A comprehensive life-and-works. Daverio offers analyses of various works across Schumann's career and in every genre (though the music examples in concerted and vocal works often tend to be piano reductions). He is fairly enthusiastic about all the works he mentions, making distinctions as to their varying functions (such as pedagogic, Hausmusik, salon pieces, virtuosic works) and is scornful of the belief that Schumann's later compositions show a falling off in talent and dismisses the idea that works like the Violin Concerto reflect incipient madness.
The conceit that runs throughout the book is the concept of music as literature. The exact meaning of this is difficult to pin down, though Daverio distinguishes it immediately from the idea of program music. It has more to do with music as a way of expressing ideas and manifests itself in various ways over the composer's career. The author quotes the 18-year-old Schumann's reference to Schubert's Eight Variations on a theme from Hérold's Opera Marie for piano duet (D 908) as "the most perfect romantic portrait, a perfect novel in tones," seeing the conflation as a kind of synesthesia, but also of a piece with the youth's anticipation of a dual career as author and musician. (Hearing the work itself, my impression is of a fairly standard theme-and-variations form; but perhaps one might hear all such compositions as sorts of novels, a series of variation-chapters in which we follow the adventures and transformations of the theme-protagonist.)
In the early piano pieces, Daverio looks into various underlying literary forms and inspirations that underlie them: works by Jean Paul and Hoffmann or the literary-biographical fantasies of Eusebius, Florestan, and the Davidsbund. In the most specific example of a musical-literary interrelationship, an appendix presents a chapter from Jean Paul's Flegeljahre which provided inspiration for Papillions, Op. 2. In later years Daverio credits Schumann being the a pioneer of "literary opera", musical-dramatic works that directly adapt an existing dramatic text rather than an adapted libretto, in Genoveva, , and Scenes from Goethe's Faust.
Most composers of the Romantic era had pretty interesting lives and Schumann is no exception. I really liked the biographical details in this book, such as his battle to marry Clara, his Florestan and Eusebius personalities, and his longtime struggle with mental illness. The author is also very careful and tries to avoid making any assumptions (ie. not insinuating anything went on with Brahms and Clara). There were also lots of great insights into his relationship with literature and how this affected his music. He also covers mostly all of Schumann's works even the lesser known ones. However, I'm also not into harmony, so I found myself skimming/skipping over the long frequent analytical passages.
I also didn't like the ending with the author commenting on the students listening to their dumb "fortunately not too loud!" rock music.

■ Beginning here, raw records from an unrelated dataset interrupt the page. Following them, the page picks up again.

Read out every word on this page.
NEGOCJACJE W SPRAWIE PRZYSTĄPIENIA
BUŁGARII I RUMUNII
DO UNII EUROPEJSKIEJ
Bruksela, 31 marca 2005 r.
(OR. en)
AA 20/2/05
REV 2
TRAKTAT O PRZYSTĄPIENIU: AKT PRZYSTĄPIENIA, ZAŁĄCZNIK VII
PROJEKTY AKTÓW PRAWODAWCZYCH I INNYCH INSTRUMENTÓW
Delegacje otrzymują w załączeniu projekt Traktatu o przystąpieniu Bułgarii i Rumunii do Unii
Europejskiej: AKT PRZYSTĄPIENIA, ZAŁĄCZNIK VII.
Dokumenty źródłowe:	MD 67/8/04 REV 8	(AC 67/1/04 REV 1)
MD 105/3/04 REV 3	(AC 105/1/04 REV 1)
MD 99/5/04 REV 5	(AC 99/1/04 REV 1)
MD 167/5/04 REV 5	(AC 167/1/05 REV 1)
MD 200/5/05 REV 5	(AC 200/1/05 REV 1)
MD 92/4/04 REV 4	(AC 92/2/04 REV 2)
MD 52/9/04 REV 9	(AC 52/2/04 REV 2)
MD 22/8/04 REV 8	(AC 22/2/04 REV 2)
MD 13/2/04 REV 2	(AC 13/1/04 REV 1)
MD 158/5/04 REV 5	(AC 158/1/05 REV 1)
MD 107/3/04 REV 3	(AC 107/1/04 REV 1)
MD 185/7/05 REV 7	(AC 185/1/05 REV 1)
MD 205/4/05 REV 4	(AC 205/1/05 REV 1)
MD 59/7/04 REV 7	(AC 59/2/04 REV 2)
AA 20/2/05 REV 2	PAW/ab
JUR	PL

He's trying to be like Schumann through glorifying the past, being critical of the present, and being hopeful for a "new poetic age" in the future, but unlike Schumann, he just seems pretentious. But other than that this is a really exhaustive biography that I would recommend for anyone intrigued in Robert Schumann!
A great biography and a fascinating appreciation of Schumann's work. Schumann was one of the great musical geniuses of the Romantic movement. Daverio is especially adept at pointing out the mastery in Schumann's often overlooked large-scale later works like "Scenes from Goethe's Faust" or "Das Paradies und die Peri", finding no loss in quality due to Schumann's supposed mental illness. Ear-opening and thought-provoking, delves into Schumann's literary interests (Jean-Paul, Hoffmann, Goethe, etc.) and illuminates the ways in which he endeavored to create a new musical-literary poetics. Made me think differently about the way I create art.